I wish I had never started smoking. I am glad I stopped. It was starting to get really tough to find a place to smoke. I have seen smokers standing out in a field out in the middle of nowhere during a blizzard, not wearing much. I could picture the headline in my head, "10 SMOKERS LOST DURING BLIZZARD, SEARCHERS START RECOVERY OPERATION."
Well, I guess they died happy. Clueless but happy.
A reformed smoker is like an insurance salesman, a Mormon missionary, and 3 Jehovah Witnesses, all in one package. We are the worst. We lecture. We are right.
Do you know what your house smells like? Do you know what you smell like? Do you know what your lungs look like? How do you feel about toting around a canister of oxygen? Do you know how much money you would have now if you invested the money you spent on cigarettes into Apple stock in 1990?

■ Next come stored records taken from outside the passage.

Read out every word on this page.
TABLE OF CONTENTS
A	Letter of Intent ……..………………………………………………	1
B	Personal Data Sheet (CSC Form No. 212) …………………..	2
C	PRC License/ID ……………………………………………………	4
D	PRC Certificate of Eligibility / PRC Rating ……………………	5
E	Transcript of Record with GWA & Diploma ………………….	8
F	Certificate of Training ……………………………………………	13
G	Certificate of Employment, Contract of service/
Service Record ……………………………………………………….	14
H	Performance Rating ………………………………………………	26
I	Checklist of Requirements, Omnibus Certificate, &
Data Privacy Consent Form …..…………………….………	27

The little French Lady is a reformed smoker too. In Canada they kept cutting down on places she could smoke. She wouldn't smoke in her new car and she wouldn't smoke in her new condo. She really couldn't smoke at work. One day she was standing out in a field near Laval with three other shivering smokers and said to herself, "What to hell am I doing?" She hasn't smoked since.
Until we quit our attitude was: What is wrong with these non-smokers? What a rude group. So what if I burned a whole in your rug? Get over it. We call that collateral damage. Why is your baby coughing? Oh, well.... get him to hell out of the room. Why can't I smoke in your car? It has an ashtray, doesn't it? WHAT IS THEIR PROBLEM?
Now that we are reformed smokers, we look at smokers with disdain and contempt. You smell bad. Your car smells bad. Your breath is like an ashtray.
I will be a better person than you. I will allow your canister of oxygen in my car.